Request → Orchestrator
  ├─ validate (5ms)
  ├─ process (28ms)
  └─ notify (12ms)
Total: ~45ms

But you get:
✅ Per-operation metrics
✅ Testable operations
✅ Error handling
✅ Timeout protection
✅ Non-critical operations

Best Practices

1. Keep Operations Single-Responsibility

Each operation should do one thing. Side effects (DB writes, API calls) are allowed - but each operation owns exactly one concern.

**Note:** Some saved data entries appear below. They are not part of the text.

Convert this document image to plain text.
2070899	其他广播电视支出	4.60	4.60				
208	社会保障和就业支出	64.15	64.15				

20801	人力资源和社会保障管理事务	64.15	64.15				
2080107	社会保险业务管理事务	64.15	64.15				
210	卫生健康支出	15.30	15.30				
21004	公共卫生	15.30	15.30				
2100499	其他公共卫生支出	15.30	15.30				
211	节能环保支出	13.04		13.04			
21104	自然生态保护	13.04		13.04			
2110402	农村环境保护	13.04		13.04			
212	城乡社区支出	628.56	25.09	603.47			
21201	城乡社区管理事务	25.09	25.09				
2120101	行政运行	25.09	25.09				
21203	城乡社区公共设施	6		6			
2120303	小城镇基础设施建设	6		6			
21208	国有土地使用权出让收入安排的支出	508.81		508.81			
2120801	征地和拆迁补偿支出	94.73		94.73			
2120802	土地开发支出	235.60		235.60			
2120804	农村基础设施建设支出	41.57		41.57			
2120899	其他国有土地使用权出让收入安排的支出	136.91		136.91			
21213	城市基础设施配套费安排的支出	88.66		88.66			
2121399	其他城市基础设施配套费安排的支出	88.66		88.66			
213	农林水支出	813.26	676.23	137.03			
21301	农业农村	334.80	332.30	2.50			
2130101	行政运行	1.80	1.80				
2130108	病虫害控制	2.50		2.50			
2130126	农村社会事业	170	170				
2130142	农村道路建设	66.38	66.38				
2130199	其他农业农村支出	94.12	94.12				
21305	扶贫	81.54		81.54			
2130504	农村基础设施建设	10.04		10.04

// ✅ Good - one responsibility (create order)
export async function createOrder(ctx: Context) {
  if (ctx.errors.length > 0) return ctx;

  ctx.order = await prisma.order.create({
    data: { customerId: ctx.input.customerId, status: 'PENDING' },
  });
  return ctx;
}

// ❌ Bad - multiple responsibilities
export async function createOrderAndNotify(ctx: Context) {
  ctx.order = await prisma.order.create({...});
  await sendEmail(ctx.order.customerEmail); // Should be separate operation
  await updateInventory(ctx.order.items);   // Should be separate operation
  return ctx;
}

2. Always Return Context

// ✅ Good
export async function process(ctx: Context) {
  ctx.results.processed = true;
  return ctx; // Always return
}

// ❌ Bad
export async function process(ctx: Context) {
  return { processed: true }; // Breaks pipeline!
}

3. Handle Errors Gracefully

export async function process(ctx: Context) {
  // Skip if previous errors
  if (ctx.errors.length > 0) return ctx;
  
  try {
    // Your logic
  } catch (error) {
    ctx.errors.push(error);
  }
  
  return ctx;
}

4. Use TypeScript Types

// ✅ Good - strongly typed
interface OrderContext extends OperationContext {
  input: CreateOrderInput;
  order?: Order;
}

// ❌ Bad - any types
interface OrderContext {
  input: any;
  order: any;
}

5. Descriptive Operation Names

// ✅ Good
getPipeline() {
  return [
    { name: 'validate-customer', operation: validateCustomer },
    { name: 'check-inventory', operation: checkInventory },
    { name: 'charge-payment', operation: chargePayment },
  ];
}

// ❌ Bad
getPipeline() {
  return [
    { name: 'step1', operation: op1 },
    { name: 'step2', operation: op2 },
  ];
}

Common Patterns

Sequential Processing

getPipeline() {
  return [
    { name: 'validate', operation: validate },
    { name: 'process', operation: process },
    { name: 'finalize', operation: finalize },
  ];
}

Conditional Operations

export async function processPayment(ctx: OrderContext) {
  // Skip if total is zero
  if (ctx.input.total === 0) return ctx;
  
  // Process payment
  const charge = await stripe.charges.create({...});
  ctx.results.charge = charge;
  
  return ctx;
}

Non-Critical Side Effects

getPipeline() {
  return [
    { name: 'create-order', operation: createOrder, critical: true },
    { name: 'send-email', operation: sendEmail, critical: false },
    { name: 'track-analytics', operation: trackAnalytics, critical: false },
  ];
}

Summary

The Golden Orchestrator pattern provides:

  • Structure - Clear, predictable flow
  • Testability - Isolated, single-responsibility functions
  • Observability - Automatic metrics
  • Reliability - Error handling, timeouts
  • Maintainability - Separation of concerns
  • Performance Tracking - Per-operation timing

Use it for complex workflows. Use direct Prisma access for simple queries.